Impairment of non-financial assets

   
  The group assesses at each reporting date whether there is an indication that the carrying value of an asset or a CGU may be impaired. If any such indication exists, or when annual impairment testing for an asset is required, the group makes an estimate of the asset’s recoverable amount. Where the carrying amount of an asset exceeds its recoverable amount, the asset/CGU is considered impaired and is written down to its recoverable amount. In assessing value-in-use, the estimated future cash flows are discounted to their present value using a pre-tax discount rate that reflects current market assessments of the time value of money and the risks specific to the asset. Impairment losses of continuing operations are recognised in the income statement in those expense categories consistent with the function of the impaired asset/CGU.

An assessment is made at each reporting date as to whether there is any indication that previously recognised impairment losses may no longer exist or may have decreased.
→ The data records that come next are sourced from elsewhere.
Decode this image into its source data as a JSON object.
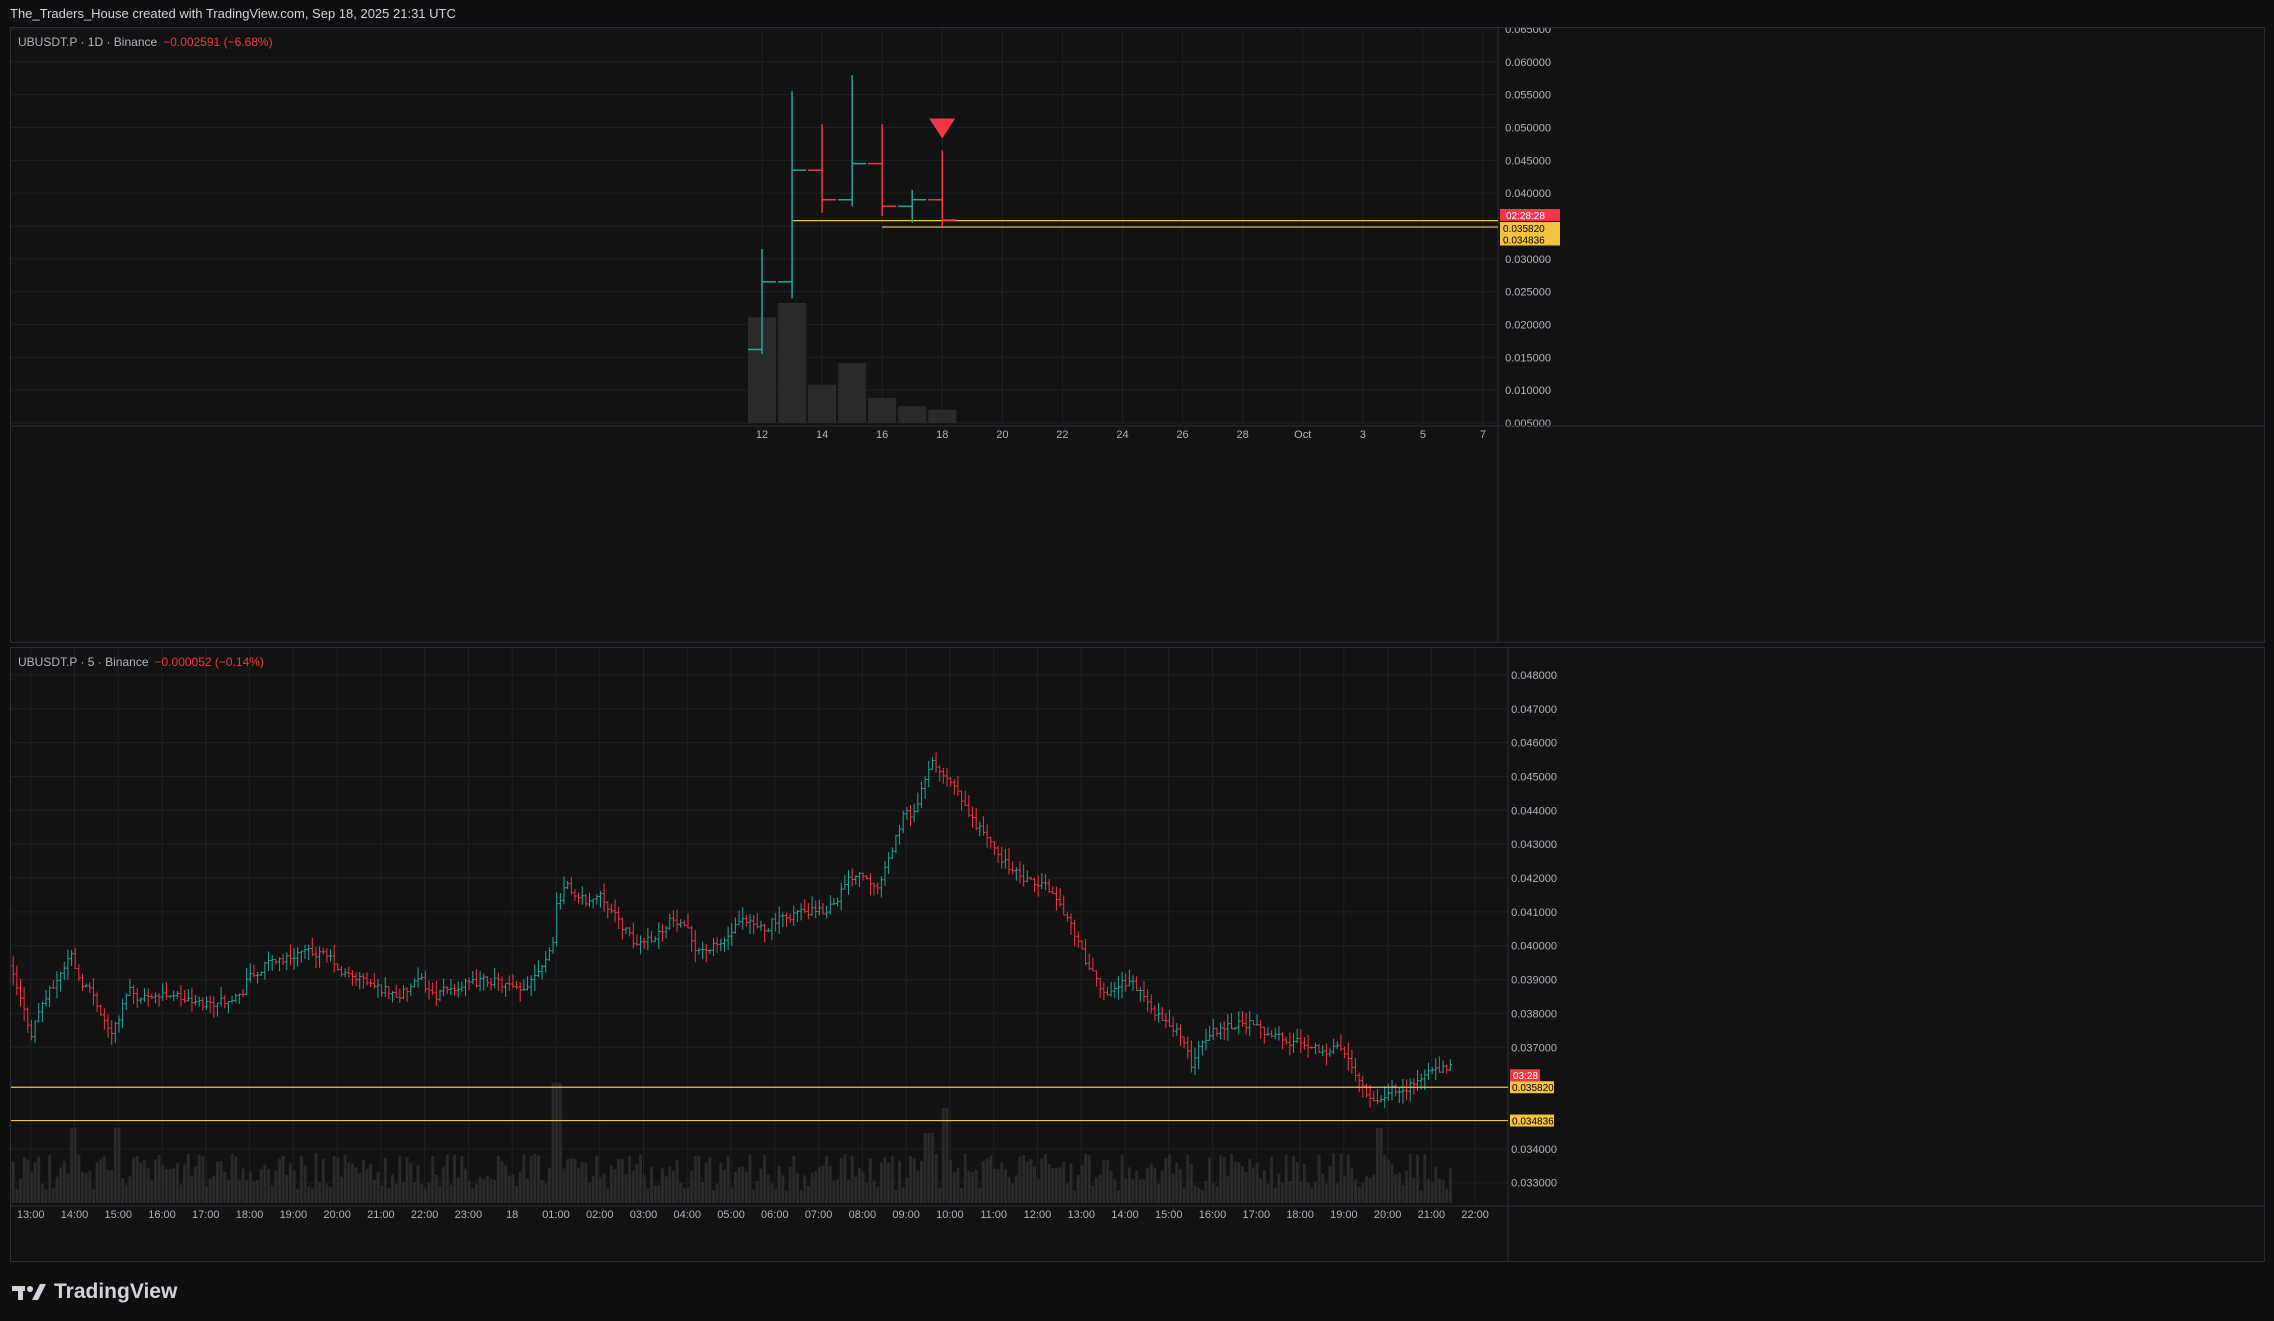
{
  "header": {
    "title": "The_Traders_House created with TradingView.com, Sep 18, 2025 21:31 UTC"
  },
  "footer": {
    "brand": "TradingView"
  },
  "colors": {
    "up": "#26a69a",
    "down": "#f23645",
    "level": "#f5c242",
    "grid": "#1e2027",
    "volume": "#2a2a2a",
    "axisText": "#b2b5be"
  },
  "panes": [
    {
      "legend": {
        "symbol": "UBUSDT.P · 1D · Binance",
        "change": "−0.002591 (−6.68%)"
      }
    },
    {
      "legend": {
        "symbol": "UBUSDT.P · 5 · Binance",
        "change": "−0.000052 (−0.14%)"
      }
    }
  ],
  "chart_data": [
    {
      "type": "ohlc",
      "title": "UBUSDT.P · 1D · Binance",
      "interval": "1D",
      "ylim": [
        0.005,
        0.065
      ],
      "y_ticks": [
        "0.065000",
        "0.060000",
        "0.055000",
        "0.050000",
        "0.045000",
        "0.040000",
        "0.035000",
        "0.030000",
        "0.025000",
        "0.020000",
        "0.015000",
        "0.010000",
        "0.005000"
      ],
      "y_tick_values": [
        0.065,
        0.06,
        0.055,
        0.05,
        0.045,
        0.04,
        0.035,
        0.03,
        0.025,
        0.02,
        0.015,
        0.01,
        0.005
      ],
      "x_ticks": [
        "12",
        "14",
        "16",
        "18",
        "20",
        "22",
        "24",
        "26",
        "28",
        "Oct",
        "3",
        "5",
        "7"
      ],
      "x_tick_days": [
        12,
        14,
        16,
        18,
        20,
        22,
        24,
        26,
        28,
        30,
        32,
        34,
        36
      ],
      "x_range_days": [
        -13,
        36.5
      ],
      "bars": [
        {
          "day": 12,
          "open": 0.0162,
          "high": 0.0315,
          "low": 0.0155,
          "close": 0.0265,
          "volume": 0.88
        },
        {
          "day": 13,
          "open": 0.0265,
          "high": 0.0555,
          "low": 0.024,
          "close": 0.0435,
          "volume": 1.0
        },
        {
          "day": 14,
          "open": 0.0435,
          "high": 0.0505,
          "low": 0.037,
          "close": 0.039,
          "volume": 0.32
        },
        {
          "day": 15,
          "open": 0.039,
          "high": 0.058,
          "low": 0.038,
          "close": 0.0445,
          "volume": 0.5
        },
        {
          "day": 16,
          "open": 0.0445,
          "high": 0.0505,
          "low": 0.0365,
          "close": 0.038,
          "volume": 0.21
        },
        {
          "day": 17,
          "open": 0.038,
          "high": 0.0405,
          "low": 0.0355,
          "close": 0.039,
          "volume": 0.14
        },
        {
          "day": 18,
          "open": 0.039,
          "high": 0.0465,
          "low": 0.035,
          "close": 0.0359,
          "volume": 0.11
        }
      ],
      "markers": [
        {
          "day": 18,
          "price": 0.05,
          "shape": "triangle-down",
          "color": "#f23645"
        }
      ],
      "levels": [
        {
          "price": 0.03582,
          "from_day": 13,
          "label": "0.035820"
        },
        {
          "price": 0.034836,
          "from_day": 16,
          "label": "0.034836"
        }
      ],
      "countdown": "02:28:28"
    },
    {
      "type": "ohlc",
      "title": "UBUSDT.P · 5 · Binance",
      "interval": "5",
      "ylim": [
        0.0324,
        0.0485
      ],
      "y_ticks": [
        "0.048000",
        "0.047000",
        "0.046000",
        "0.045000",
        "0.044000",
        "0.043000",
        "0.042000",
        "0.041000",
        "0.040000",
        "0.039000",
        "0.038000",
        "0.037000",
        "0.034000",
        "0.033000"
      ],
      "y_tick_values": [
        0.048,
        0.047,
        0.046,
        0.045,
        0.044,
        0.043,
        0.042,
        0.041,
        0.04,
        0.039,
        0.038,
        0.037,
        0.034,
        0.033
      ],
      "x_ticks": [
        "13:00",
        "14:00",
        "15:00",
        "16:00",
        "17:00",
        "18:00",
        "19:00",
        "20:00",
        "21:00",
        "22:00",
        "23:00",
        "18",
        "01:00",
        "02:00",
        "03:00",
        "04:00",
        "05:00",
        "06:00",
        "07:00",
        "08:00",
        "09:00",
        "10:00",
        "11:00",
        "12:00",
        "13:00",
        "14:00",
        "15:00",
        "16:00",
        "17:00",
        "18:00",
        "19:00",
        "20:00",
        "21:00",
        "22:00"
      ],
      "x_tick_hours": [
        13,
        14,
        15,
        16,
        17,
        18,
        19,
        20,
        21,
        22,
        23,
        24,
        25,
        26,
        27,
        28,
        29,
        30,
        31,
        32,
        33,
        34,
        35,
        36,
        37,
        38,
        39,
        40,
        41,
        42,
        43,
        44,
        45,
        46
      ],
      "x_range_hours": [
        12.55,
        46.75
      ],
      "path_start_hour": 12.6,
      "path_end_hour": 45.5,
      "path": [
        [
          12.6,
          0.0394
        ],
        [
          12.9,
          0.0382
        ],
        [
          13.1,
          0.0374
        ],
        [
          13.3,
          0.0382
        ],
        [
          13.6,
          0.0388
        ],
        [
          13.9,
          0.0395
        ],
        [
          14.0,
          0.0398
        ],
        [
          14.2,
          0.039
        ],
        [
          14.5,
          0.0386
        ],
        [
          14.7,
          0.038
        ],
        [
          14.9,
          0.0374
        ],
        [
          15.1,
          0.0378
        ],
        [
          15.3,
          0.0388
        ],
        [
          15.6,
          0.0384
        ],
        [
          15.8,
          0.0386
        ],
        [
          16.0,
          0.0385
        ],
        [
          16.3,
          0.0386
        ],
        [
          16.6,
          0.0384
        ],
        [
          16.9,
          0.0383
        ],
        [
          17.2,
          0.0383
        ],
        [
          17.5,
          0.0384
        ],
        [
          17.7,
          0.0385
        ],
        [
          17.9,
          0.0385
        ],
        [
          18.0,
          0.039
        ],
        [
          18.3,
          0.0392
        ],
        [
          18.6,
          0.0396
        ],
        [
          18.9,
          0.0396
        ],
        [
          19.2,
          0.0398
        ],
        [
          19.5,
          0.0398
        ],
        [
          19.8,
          0.0397
        ],
        [
          20.0,
          0.0396
        ],
        [
          20.1,
          0.0392
        ],
        [
          20.4,
          0.0391
        ],
        [
          20.7,
          0.039
        ],
        [
          20.9,
          0.0388
        ],
        [
          21.2,
          0.0387
        ],
        [
          21.5,
          0.0385
        ],
        [
          21.8,
          0.0388
        ],
        [
          22.0,
          0.039
        ],
        [
          22.3,
          0.0385
        ],
        [
          22.6,
          0.0387
        ],
        [
          22.9,
          0.0388
        ],
        [
          23.2,
          0.0389
        ],
        [
          23.5,
          0.039
        ],
        [
          23.8,
          0.0389
        ],
        [
          24.0,
          0.0388
        ],
        [
          24.3,
          0.0386
        ],
        [
          24.6,
          0.0392
        ],
        [
          24.8,
          0.0395
        ],
        [
          25.0,
          0.04
        ],
        [
          25.1,
          0.0412
        ],
        [
          25.3,
          0.0418
        ],
        [
          25.6,
          0.0414
        ],
        [
          25.9,
          0.0413
        ],
        [
          26.1,
          0.0416
        ],
        [
          26.3,
          0.0411
        ],
        [
          26.6,
          0.0406
        ],
        [
          26.9,
          0.04
        ],
        [
          27.1,
          0.0402
        ],
        [
          27.4,
          0.0403
        ],
        [
          27.7,
          0.0408
        ],
        [
          27.9,
          0.0406
        ],
        [
          28.1,
          0.0404
        ],
        [
          28.3,
          0.0399
        ],
        [
          28.6,
          0.0399
        ],
        [
          28.9,
          0.0401
        ],
        [
          29.1,
          0.0404
        ],
        [
          29.3,
          0.0407
        ],
        [
          29.6,
          0.0406
        ],
        [
          29.9,
          0.0405
        ],
        [
          30.0,
          0.0407
        ],
        [
          30.3,
          0.0408
        ],
        [
          30.6,
          0.041
        ],
        [
          30.9,
          0.041
        ],
        [
          31.2,
          0.041
        ],
        [
          31.5,
          0.0414
        ],
        [
          31.8,
          0.042
        ],
        [
          32.0,
          0.0422
        ],
        [
          32.3,
          0.0419
        ],
        [
          32.5,
          0.0418
        ],
        [
          32.8,
          0.043
        ],
        [
          33.0,
          0.0438
        ],
        [
          33.3,
          0.044
        ],
        [
          33.5,
          0.0448
        ],
        [
          33.7,
          0.0455
        ],
        [
          33.9,
          0.045
        ],
        [
          34.1,
          0.0448
        ],
        [
          34.3,
          0.0444
        ],
        [
          34.6,
          0.0437
        ],
        [
          34.9,
          0.0433
        ],
        [
          35.1,
          0.0428
        ],
        [
          35.4,
          0.0424
        ],
        [
          35.7,
          0.042
        ],
        [
          36.0,
          0.0418
        ],
        [
          36.3,
          0.0418
        ],
        [
          36.6,
          0.0412
        ],
        [
          36.9,
          0.0405
        ],
        [
          37.1,
          0.0398
        ],
        [
          37.4,
          0.039
        ],
        [
          37.6,
          0.0386
        ],
        [
          37.9,
          0.0388
        ],
        [
          38.2,
          0.039
        ],
        [
          38.5,
          0.0385
        ],
        [
          38.8,
          0.038
        ],
        [
          39.0,
          0.0377
        ],
        [
          39.3,
          0.0375
        ],
        [
          39.6,
          0.0365
        ],
        [
          39.8,
          0.0371
        ],
        [
          40.0,
          0.0374
        ],
        [
          40.3,
          0.0376
        ],
        [
          40.6,
          0.0377
        ],
        [
          40.9,
          0.0377
        ],
        [
          41.2,
          0.0375
        ],
        [
          41.5,
          0.0374
        ],
        [
          41.8,
          0.0371
        ],
        [
          42.1,
          0.0372
        ],
        [
          42.4,
          0.037
        ],
        [
          42.7,
          0.0369
        ],
        [
          43.0,
          0.037
        ],
        [
          43.3,
          0.0364
        ],
        [
          43.6,
          0.0357
        ],
        [
          43.8,
          0.0354
        ],
        [
          44.0,
          0.0356
        ],
        [
          44.3,
          0.0358
        ],
        [
          44.5,
          0.0358
        ],
        [
          44.8,
          0.036
        ],
        [
          45.0,
          0.0363
        ],
        [
          45.3,
          0.0363
        ],
        [
          45.5,
          0.0364
        ]
      ],
      "volume_spikes": [
        [
          25.0,
          1.0
        ],
        [
          33.9,
          0.75
        ],
        [
          33.5,
          0.5
        ],
        [
          43.8,
          0.55
        ],
        [
          14.0,
          0.55
        ],
        [
          15.0,
          0.55
        ]
      ],
      "levels": [
        {
          "price": 0.03582,
          "label": "0.035820"
        },
        {
          "price": 0.034836,
          "label": "0.034836"
        }
      ],
      "countdown": "03:28"
    }
  ]
}
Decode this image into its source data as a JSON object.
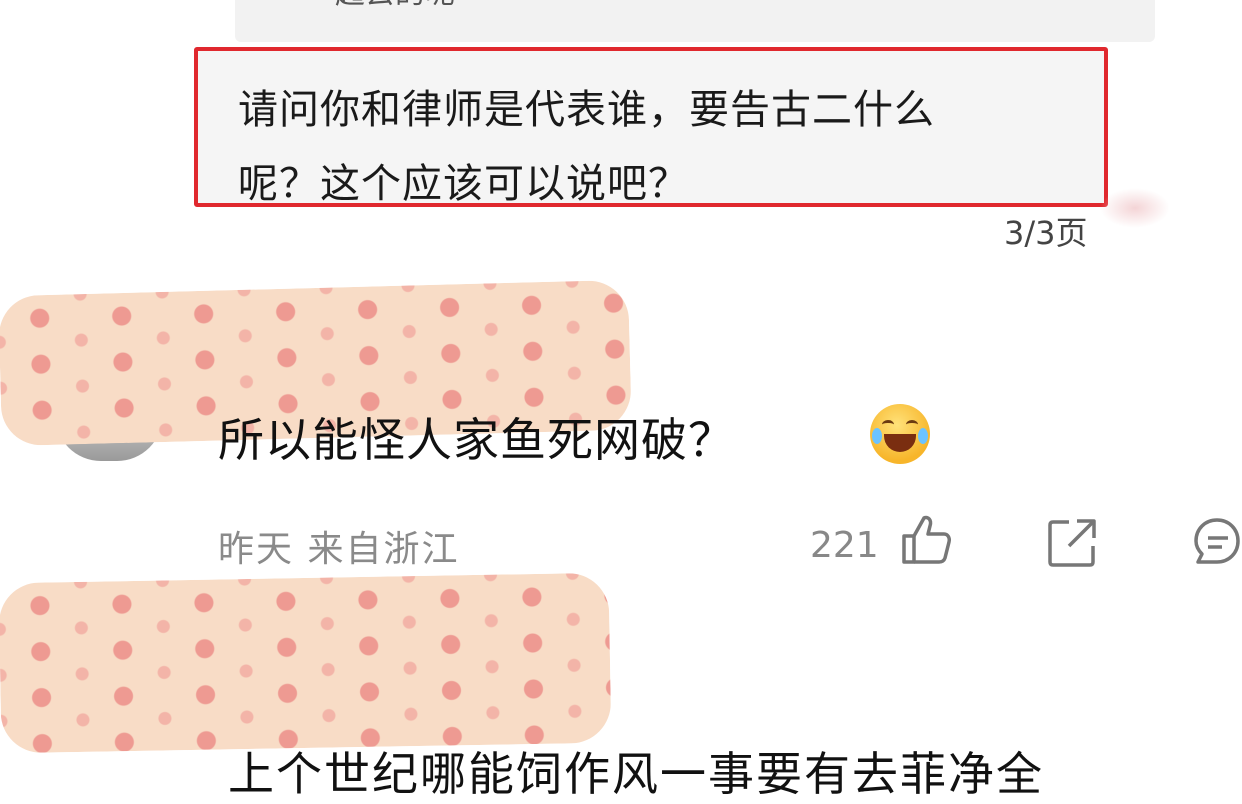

If such indication exists, the recoverable amount is re-estimated. A previously recognised impairment loss is reversed only if there has been a change in the estimates used to determine the asset’s/CGU’s recoverable amount since the last impairment loss was recognised, in which case the carrying amount of the asset/CGU is increased to its recoverable amount. That increased amount cannot exceed the carrying amount that would have been determined, net of depreciation, had no impairment loss been recognised for the asset/CGU in prior years. Such reversal is recognised in profit or loss, and the depreciation charge is adjusted in future periods to allocate the asset’s revised carrying amount, less any residual value, on a systematic basis over its remaining useful life.